Peran yang dicapai dengan prestasi di sekolah ialah tugas yang menonjol. Peringkat prestasi anak di kelas hanya mampu diraih lewat prestasi. Peran sekolah dalam prestasi anak lebih besar daripada peran keluarga.
Sekolah menunut siswa untuk berprestasi, baik dalam kgiatan kurikuler maupun tambahan kurikuler. Seorang siswa didorong untuk ulet berusaha menyebarkan kesanggupan dan berkompetisi biar menjangkau kesuksesan dan menghindari kegagalan.
Keberhasilan maupun kegagalan selama di sekolah menjadi dasar bagi penentuan tugas di masa mendatang.
Aturan ketiga yang dipelajari anak di sekolah adalah universalime. Di sekolah setiap anak menerima perlakuan yang sama.
Perlakuan yang berlainan hanya dibenarkan jikalau didasarkan pada kelakuan siswa di sekolah – apakah ia berkemampuan, bersikap dan bertindak sesuai dengan apa yang dibutuhkan sekolah.
Spesifisitas merupakan aturan keempat dan ialah kebalikan dari kekaburan (diffuseness). Di sekolah kegiatan siswa atau penilaian kepada kelakuan mereka dibatasi secara spesifik.
Kekeliruan yang dilakukan oleh seorang siswa dalam matapelajaran sosiologi, misalnya, sama sekali tidak mempengaruhi penilaian gurunya terhadap prestasinya dalam matapelajaran bahasa Indonesia.
3. Kelompok Bermain
Nah, Anda sudah mempunyai pemahaman dua biro sosialisasi yang gres kita pelajari bareng yakni keluarga dan sekolah. Marilah kita kini memahami agen sosialisasi yang ketiga yakni kalangan bermain.
Setelah mulai mampu berpergian seorang anak menemukan biro sosialisasi lain ialah teman bermain, baik yang terdiri atas kerabat atau tetangga dan sobat sekolah.
Di dalam kalangan bermain ini seorang anak mempelajari berbagai kesanggupan baru.
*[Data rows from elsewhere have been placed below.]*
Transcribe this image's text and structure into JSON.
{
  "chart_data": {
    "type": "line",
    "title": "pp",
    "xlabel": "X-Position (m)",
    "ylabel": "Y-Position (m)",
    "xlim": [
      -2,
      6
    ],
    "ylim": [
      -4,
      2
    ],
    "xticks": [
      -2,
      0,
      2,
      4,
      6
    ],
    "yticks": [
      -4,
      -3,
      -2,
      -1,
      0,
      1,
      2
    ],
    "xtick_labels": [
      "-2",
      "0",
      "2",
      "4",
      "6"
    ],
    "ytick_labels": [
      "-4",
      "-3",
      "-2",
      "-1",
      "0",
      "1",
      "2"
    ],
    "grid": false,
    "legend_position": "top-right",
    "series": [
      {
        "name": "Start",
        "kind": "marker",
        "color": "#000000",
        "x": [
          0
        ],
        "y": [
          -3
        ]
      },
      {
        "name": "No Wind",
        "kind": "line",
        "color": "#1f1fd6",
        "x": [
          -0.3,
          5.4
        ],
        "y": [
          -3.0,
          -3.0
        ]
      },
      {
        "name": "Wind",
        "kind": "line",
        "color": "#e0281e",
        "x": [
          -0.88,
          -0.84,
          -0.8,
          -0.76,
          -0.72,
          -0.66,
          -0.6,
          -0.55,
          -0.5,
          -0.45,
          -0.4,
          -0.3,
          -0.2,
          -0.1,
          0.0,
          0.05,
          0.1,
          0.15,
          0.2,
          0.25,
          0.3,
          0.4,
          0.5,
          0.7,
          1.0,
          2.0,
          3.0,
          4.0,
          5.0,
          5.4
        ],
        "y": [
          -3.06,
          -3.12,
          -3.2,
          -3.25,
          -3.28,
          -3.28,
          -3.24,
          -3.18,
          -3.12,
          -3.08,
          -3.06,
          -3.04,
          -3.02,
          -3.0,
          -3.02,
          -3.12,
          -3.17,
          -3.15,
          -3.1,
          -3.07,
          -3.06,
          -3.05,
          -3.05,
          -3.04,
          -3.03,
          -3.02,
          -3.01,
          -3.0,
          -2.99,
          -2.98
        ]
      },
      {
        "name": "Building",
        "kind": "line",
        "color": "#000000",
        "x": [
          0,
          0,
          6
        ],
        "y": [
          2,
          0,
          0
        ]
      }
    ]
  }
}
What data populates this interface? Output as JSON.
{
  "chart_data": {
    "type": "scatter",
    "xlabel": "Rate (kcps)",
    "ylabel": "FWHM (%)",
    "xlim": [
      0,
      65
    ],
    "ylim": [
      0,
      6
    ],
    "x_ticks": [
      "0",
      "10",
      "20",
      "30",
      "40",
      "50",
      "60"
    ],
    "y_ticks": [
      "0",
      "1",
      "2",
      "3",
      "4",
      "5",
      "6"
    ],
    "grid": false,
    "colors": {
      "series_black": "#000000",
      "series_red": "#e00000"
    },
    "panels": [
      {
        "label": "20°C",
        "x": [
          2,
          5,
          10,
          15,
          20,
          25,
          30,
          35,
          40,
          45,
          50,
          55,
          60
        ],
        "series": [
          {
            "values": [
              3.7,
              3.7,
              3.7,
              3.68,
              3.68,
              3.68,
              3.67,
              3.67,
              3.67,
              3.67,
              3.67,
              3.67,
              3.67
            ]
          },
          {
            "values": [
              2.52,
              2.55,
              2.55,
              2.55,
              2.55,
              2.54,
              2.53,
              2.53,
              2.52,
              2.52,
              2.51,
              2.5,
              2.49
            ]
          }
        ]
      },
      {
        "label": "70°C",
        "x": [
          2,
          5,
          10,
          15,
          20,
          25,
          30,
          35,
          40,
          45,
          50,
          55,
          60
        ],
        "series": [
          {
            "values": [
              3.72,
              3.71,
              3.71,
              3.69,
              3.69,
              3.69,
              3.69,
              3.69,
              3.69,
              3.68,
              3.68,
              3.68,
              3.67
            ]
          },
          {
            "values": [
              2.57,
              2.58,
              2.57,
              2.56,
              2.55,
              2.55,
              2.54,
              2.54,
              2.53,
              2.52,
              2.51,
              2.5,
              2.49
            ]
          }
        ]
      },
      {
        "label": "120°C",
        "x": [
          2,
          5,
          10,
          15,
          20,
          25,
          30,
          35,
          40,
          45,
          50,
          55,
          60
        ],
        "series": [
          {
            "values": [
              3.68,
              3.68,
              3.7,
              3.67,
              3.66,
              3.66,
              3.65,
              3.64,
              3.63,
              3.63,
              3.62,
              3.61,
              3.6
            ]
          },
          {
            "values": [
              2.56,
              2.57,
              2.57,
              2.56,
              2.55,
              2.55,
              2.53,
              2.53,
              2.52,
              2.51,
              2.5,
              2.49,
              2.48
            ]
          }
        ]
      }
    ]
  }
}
Di rumah seorang anak mempelajari korelasi antaranggota keluarga yang tidak sederajat, dalam golongan bermain seorang anak berguru berinteraksi dengan orang yang sederajat alasannya adalah sebaya.
Pada tahap inilah seorang anak memasuki game stage – mempelajari aturan yang mengendalikan peran orang yang kedudukannya sederajat.
Dalam golongan ini pula seorang anak mempelajari nilai-nilai keadilan, kebersamaan, tolong menolong, kerjasama, solidaritas, dan sebagainya.